For this purpose, many biochemical and serological markers have been studied to determine the severity of inflammation in IBD [14, 15]. Today, the most commonly used inflammatory marker for detecting disease activity and the severity of inflammation in IBD is CRP and fecal calprotectin [16]. There are studies suggesting that CRP is highly compatible with the clinical activity of the disease, severity of endoscopic lesions, and the degree of inflammation in IBD [17, 18]. However, CRP gene polymorphism differs between individuals, and also, another factors such as increased serum levels in all acute phase conditions are factors that limit the use of CRP in IBD follow-up [2]. There are studies indicating that CRP is not always compatible with disease activity in IBD [19]. In the studies, Resolvin E1 produced from omega-3 EPA has strong anti-inflammatory effects both in in vivo and in vitro environments, and it has been found to play an important role in the resolution of inflammation [20-22]. In animal studies of colitis models, Resolvin E1 has been shown to reduce the severity of inflammation and to be effective in the regression of colitis [6, 23]. Resolvin E1 plays an important role in inhibiting the release of major cytokines in the pathogenesis of IBD such as TNF-alpha and IL12 in the development of anti-inflammatory activity [24, 25]. In addition, results show that Resolvin E1-induced intestinal alkaline phosphatase as an endogenous surface expressed factor is important in inflammatory resolution in the mucosa [26].

In this study, the serum Resolvin E1 levels were found to be higher in UC patients compared to the control group, but this difference was not statistically significant. Serum Resolvin E1 levels were not significantly different in active and remission term in UC patients. This may be explained by the fact that the number of patients included in the study was low and the severity of the disease in the active period was represented by mild or moderated activity. In assessing the efficacy of Resolvin E1 in predicting disease activity in UC, Resolvin E1 did not show a positive or strong correlation with CRP and p-MS. Therefore, Resolvin E1 is not considered to be a sufficient marker to demonstrate disease activity in UC. There are some limitations in our study. Total Mayo score was not used instead of p-MS in determining disease activity. In addition, the patients in the active period were not grouped according to the activity severity which is considered a missing aspect of the study. Furthermore, the strength of our study could be increased by measuring mucosal Resolvin E1 levels in addition to serum Resolvin E1 levels.

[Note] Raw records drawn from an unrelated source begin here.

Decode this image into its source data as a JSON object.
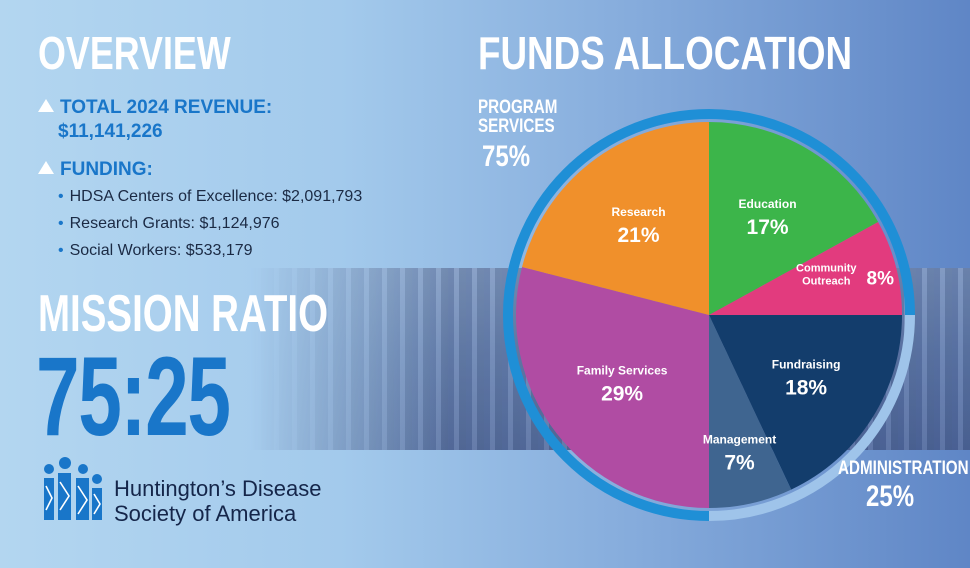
{
  "overview": {
    "title": "OVERVIEW",
    "revenue_label": "TOTAL 2024 REVENUE:",
    "revenue_value": "$11,141,226",
    "funding_label": "FUNDING:",
    "funding_items": [
      "HDSA Centers of Excellence: $2,091,793",
      "Research Grants: $1,124,976",
      "Social Workers: $533,179"
    ]
  },
  "mission": {
    "title": "MISSION RATIO",
    "value": "75:25"
  },
  "logo": {
    "line1": "Huntington’s Disease",
    "line2": "Society of America"
  },
  "colors": {
    "accent_blue": "#1976c9",
    "ring_blue": "#1f8fd6",
    "research": "#f0902b",
    "education": "#3cb54a",
    "community_outreach": "#e23b7e",
    "fundraising": "#133d6c",
    "management": "#3f6590",
    "family_services": "#b04ca3"
  },
  "chart_data": {
    "type": "pie",
    "title": "FUNDS ALLOCATION",
    "slices": [
      {
        "label": "Education",
        "value": 17,
        "pct_text": "17%"
      },
      {
        "label": "Community Outreach",
        "value": 8,
        "pct_text": "8%"
      },
      {
        "label": "Fundraising",
        "value": 18,
        "pct_text": "18%"
      },
      {
        "label": "Management",
        "value": 7,
        "pct_text": "7%"
      },
      {
        "label": "Family Services",
        "value": 29,
        "pct_text": "29%"
      },
      {
        "label": "Research",
        "value": 21,
        "pct_text": "21%"
      }
    ],
    "groups": [
      {
        "label": "PROGRAM SERVICES",
        "value": 75,
        "pct_text": "75%",
        "members": [
          "Education",
          "Community Outreach",
          "Family Services",
          "Research"
        ]
      },
      {
        "label": "ADMINISTRATION",
        "value": 25,
        "pct_text": "25%",
        "members": [
          "Fundraising",
          "Management"
        ]
      }
    ]
  }
}
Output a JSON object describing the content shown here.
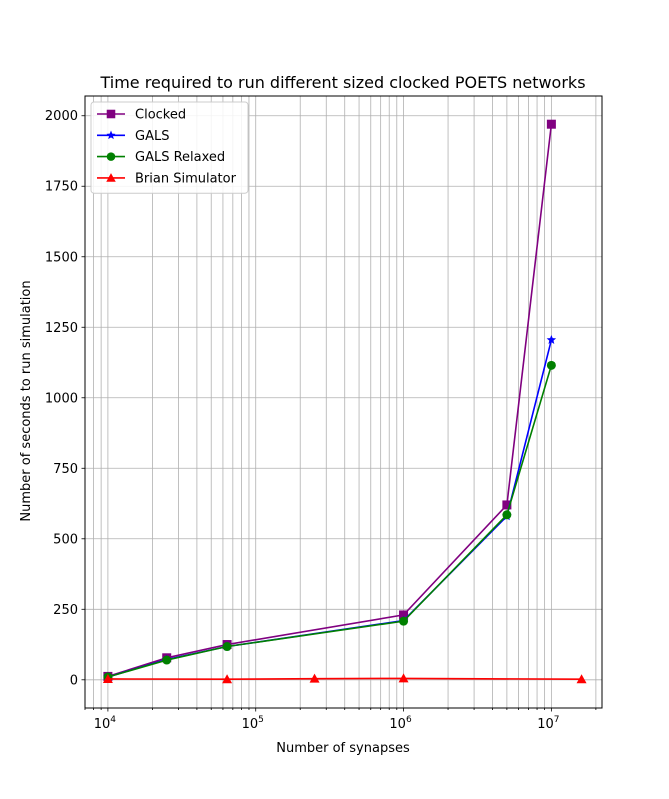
{
  "chart_data": {
    "type": "line",
    "title": "Time required to run different sized clocked POETS networks",
    "xlabel": "Number of synapses",
    "ylabel": "Number of seconds to run simulation",
    "x_scale": "log",
    "xlim": [
      7000,
      22000000
    ],
    "ylim": [
      -100,
      2070
    ],
    "x_ticks": [
      {
        "value": 10000,
        "base": "10",
        "exp": "4"
      },
      {
        "value": 100000,
        "base": "10",
        "exp": "5"
      },
      {
        "value": 1000000,
        "base": "10",
        "exp": "6"
      },
      {
        "value": 10000000,
        "base": "10",
        "exp": "7"
      }
    ],
    "y_ticks": [
      0,
      250,
      500,
      750,
      1000,
      1250,
      1500,
      1750,
      2000
    ],
    "grid": "both (major and minor x)",
    "legend_position": "upper-left",
    "series": [
      {
        "name": "Clocked",
        "color": "#800080",
        "marker": "square",
        "x": [
          10000,
          25000,
          64000,
          1000000,
          5000000,
          10000000
        ],
        "y": [
          12,
          78,
          125,
          230,
          620,
          1970
        ]
      },
      {
        "name": "GALS",
        "color": "#0000ff",
        "marker": "star",
        "x": [
          10000,
          25000,
          64000,
          1000000,
          5000000,
          10000000
        ],
        "y": [
          10,
          72,
          118,
          210,
          580,
          1205
        ]
      },
      {
        "name": "GALS Relaxed",
        "color": "#008000",
        "marker": "circle",
        "x": [
          10000,
          25000,
          64000,
          1000000,
          5000000,
          10000000
        ],
        "y": [
          10,
          70,
          118,
          208,
          585,
          1115
        ]
      },
      {
        "name": "Brian Simulator",
        "color": "#ff0000",
        "marker": "triangle",
        "x": [
          10000,
          64000,
          250000,
          1000000,
          16000000
        ],
        "y": [
          3,
          2,
          4,
          5,
          2
        ]
      }
    ]
  }
}
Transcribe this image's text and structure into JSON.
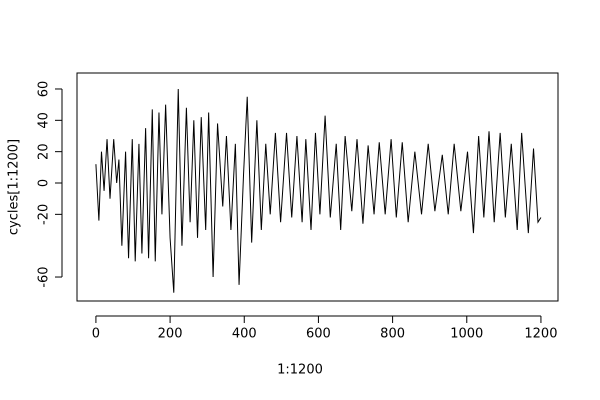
{
  "chart_data": {
    "type": "line",
    "xlabel": "1:1200",
    "ylabel": "cycles[1:1200]",
    "x": [
      0,
      8,
      15,
      22,
      30,
      38,
      48,
      56,
      62,
      70,
      80,
      88,
      98,
      106,
      116,
      124,
      134,
      142,
      152,
      160,
      170,
      178,
      188,
      200,
      210,
      222,
      232,
      244,
      254,
      264,
      274,
      284,
      296,
      304,
      316,
      328,
      342,
      352,
      364,
      376,
      386,
      398,
      408,
      420,
      434,
      446,
      458,
      470,
      484,
      498,
      514,
      528,
      542,
      556,
      566,
      580,
      592,
      604,
      618,
      632,
      648,
      660,
      672,
      690,
      704,
      720,
      734,
      750,
      764,
      780,
      796,
      810,
      826,
      842,
      860,
      878,
      896,
      914,
      934,
      950,
      966,
      984,
      1002,
      1018,
      1032,
      1046,
      1060,
      1074,
      1090,
      1104,
      1120,
      1136,
      1148,
      1166,
      1180,
      1192,
      1200
    ],
    "values": [
      12,
      -24,
      20,
      -5,
      28,
      -10,
      28,
      0,
      15,
      -40,
      20,
      -48,
      28,
      -50,
      25,
      -45,
      35,
      -48,
      47,
      -50,
      45,
      -20,
      50,
      -35,
      -70,
      60,
      -40,
      48,
      -25,
      40,
      -35,
      42,
      -30,
      45,
      -60,
      38,
      -15,
      30,
      -30,
      25,
      -65,
      5,
      55,
      -38,
      40,
      -30,
      25,
      -20,
      32,
      -25,
      32,
      -22,
      30,
      -25,
      28,
      -30,
      32,
      -20,
      43,
      -22,
      25,
      -30,
      30,
      -18,
      28,
      -26,
      24,
      -20,
      26,
      -20,
      28,
      -22,
      26,
      -25,
      20,
      -20,
      25,
      -18,
      18,
      -20,
      25,
      -18,
      20,
      -32,
      30,
      -22,
      33,
      -25,
      32,
      -22,
      25,
      -30,
      32,
      -32,
      22,
      -25,
      -22
    ],
    "color": "#000000",
    "xlim": [
      -51,
      1246
    ],
    "ylim": [
      -75.3,
      70.2
    ],
    "xticks": [
      0,
      200,
      400,
      600,
      800,
      1000,
      1200
    ],
    "yticks": [
      -60,
      -20,
      0,
      20,
      40,
      60
    ]
  }
}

In another aspect, the possible effects of potent anti-inflammatory and immunosuppressive drugs used in the treatment of UC on Resolvin E1 levels should also be considered.

When the data from our study were gathered together with the information in the literature, Resolvin E1 may be an important marker of UC due to its endogenous lipid mediator effects and anti-inflammatory properties involved in the resolution of inflammation. However, the association of Resolvin E1 with disease activity in IBD is not as strong as the valuable markers of disease severity and inflammation, such as CRP or TNF-alpha.